Situasi tersebut terpantau dengan baik oleh para pemuda Indonesia. Oleh karena itu, mereka memaksa Soekarno-Hatta untuk segera menyatakan kemerdekaan. Bahkan, saking tidak sabarnya, mereka sampai menculik kedua pemimpin bangsa tersebut.
Puji Syukur, akhirnya kemerdekaan RI benar-benar diproklamasikan pada 17 Agustus 1945. Hari Jumat di bulan Ramadhan, kala itu.
Setelah proklamasi dibacakan, para pemimpin dan pemuda bangsa segera bertindak cepat demi menuntaskan amanat proklamasi. Yaitu pemindahan kekuasaan dengan tjara seksama dan dalam tempo jang sesingkat-singkatnja.
Satu hari setelah proklamasi dibacakan, para tokoh bangsa yang merupakan bekas anggota Panitia Persiapan Kemerdekaan Indonesia dan beberapa eksponen pemuda seperti Chaerul Saleh, Sukarni dan Wikana segera berkumpul. Hari itu juga, badan yang belum memiliki nama itu berhasil menyepakati dan mengesahkan UUD serta mengangkat Soekarno dan Hatta sebagai Presiden dan Wakil Presiden. Pada hari berikutnya, badan tersebut barulah secara resmi diberi nama Komite Nasional Pusat.
Berburu dengan waktu, namun tidak grusa-grusu, Soekarno-Hatta segera menyusun kabinetnya. Maka, pada 4 September 1945, kabinet terbentuk. Mereka yang diangkat sebagai menteri adalah putra-putra bangsa yang sebelumnya menjabat sebagai wakil kepala di departemen masing-masing. Perlu diketahui, selama Jepang berkuasa, Jepang membentuk departemen-departemen yang dikepalai oleh orang Jepang dan orang pribumi sebagai wakilnya. Para wakil kepala departemen itulah yang dijadikan menteri oleh Soekarno-Hatta.
Hal yang sama juga berlaku di daerah-daerah. Kepala daerah adalah orang Jepang, sementara wakilnya adalah pribumi. Nah, para wakil kepala di daerah itu kemudian diangkat sebagai gubernur dan residen. Meskipun sempat mendapat pertentangan dari kaum muda, namun strategi itu tetap dijalankan. "Ini adalah sebuah siasat merebut kekuasaan dari dalam." tulis Roem.

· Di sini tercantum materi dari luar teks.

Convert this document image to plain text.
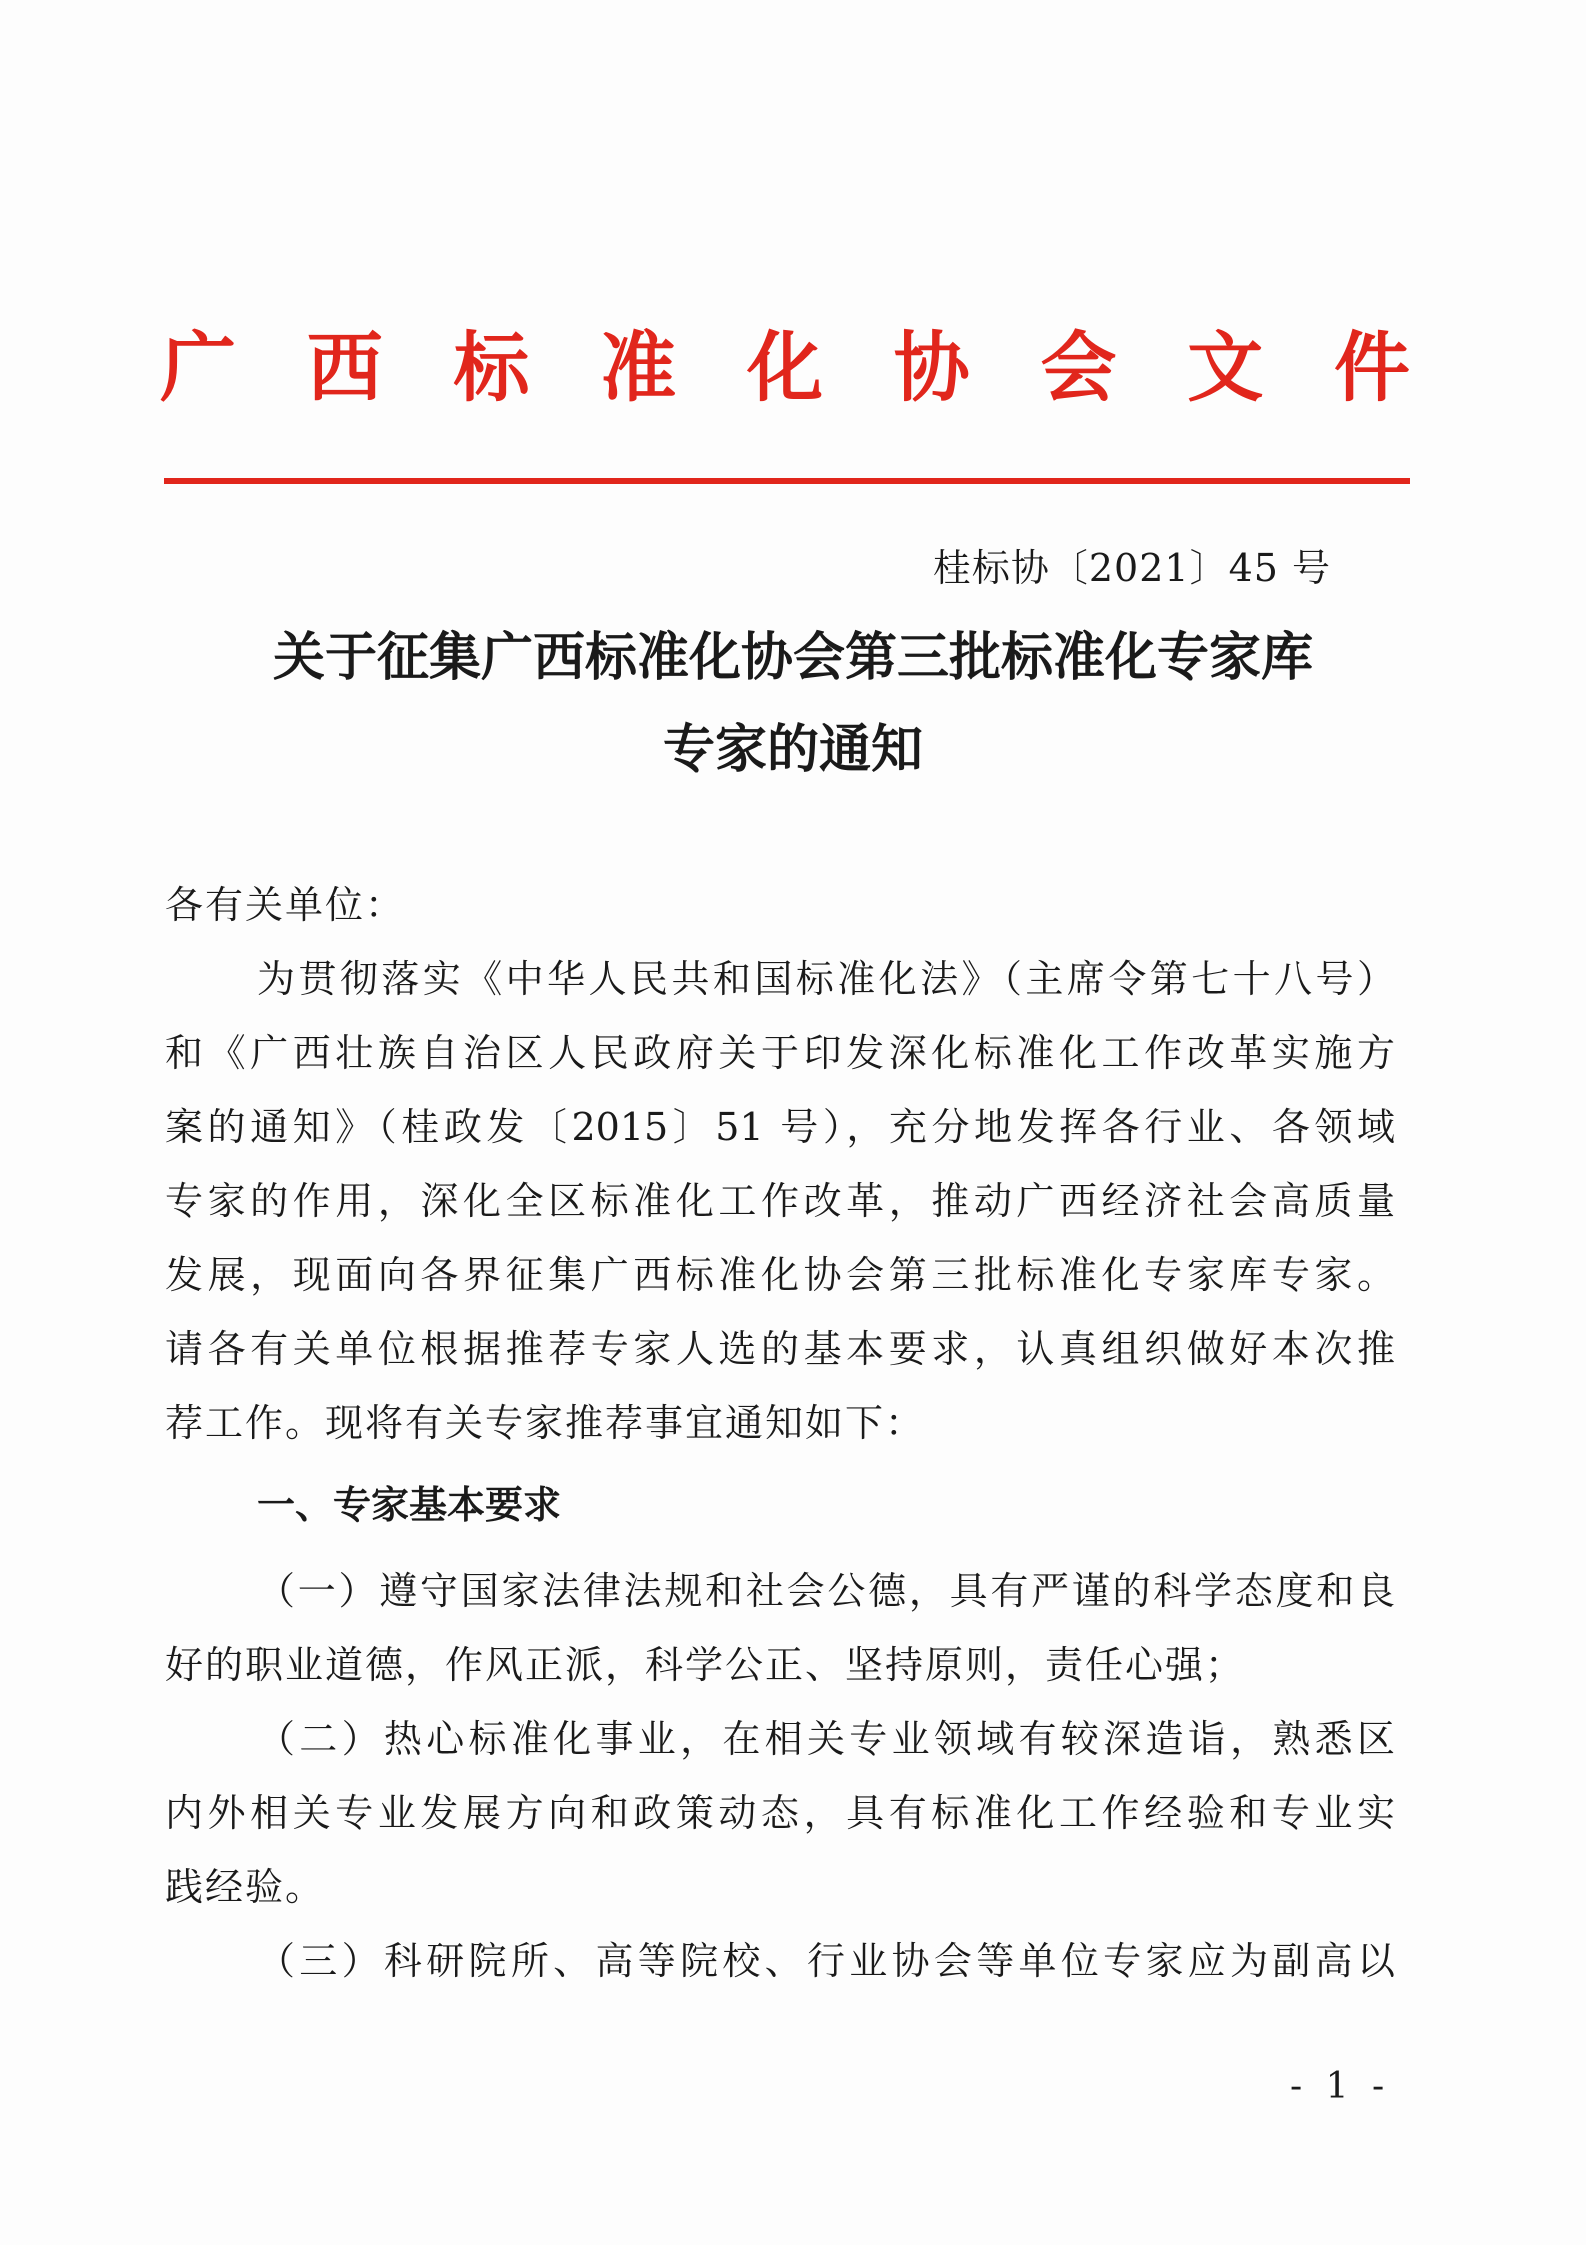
广 西 标 准 化 协 会 文 件
桂标协〔2021〕45 号
关于征集广西标准化协会第三批标准化专家库
专家的通知
各有关单位：
为贯彻落实《中华人民共和国标准化法》（主席令第七十八号）
和《广西壮族自治区人民政府关于印发深化标准化工作改革实施方
案的通知》（桂政发〔2015〕51 号），充分地发挥各行业、各领域
专家的作用，深化全区标准化工作改革，推动广西经济社会高质量
发展，现面向各界征集广西标准化协会第三批标准化专家库专家。
请各有关单位根据推荐专家人选的基本要求，认真组织做好本次推
荐工作。现将有关专家推荐事宜通知如下：
一、专家基本要求
（一）遵守国家法律法规和社会公德，具有严谨的科学态度和良
好的职业道德，作风正派，科学公正、坚持原则，责任心强；
（二）热心标准化事业，在相关专业领域有较深造诣，熟悉区
内外相关专业发展方向和政策动态，具有标准化工作经验和专业实
践经验。
（三）科研院所、高等院校、行业协会等单位专家应为副高以
- 1 -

Lengkaplah sudah segala komponen yang dibutuhkan oleh sebuah negara. Memiliki wilayah, UUD, kepala negara/pemerintahan beserta kabinetnya, serta aparatur di seluruh wilayahnya. Ada wilayah, ada pemerintah, dan ada yang diperintah.
Dan, semakin lengkaplah ketika seluruh aparatur dan rakyat mematuhi perintah Soekarno untuk mengambil alih kekuasaan dan wewenang di masing-masing departemen dan daerah. Yang artinya, para kepala departemen dan daerah, yang orang-orang Jepang itu, dipaksa turun. Yang menolak turun, ditawan oleh para pemuda (rakyat).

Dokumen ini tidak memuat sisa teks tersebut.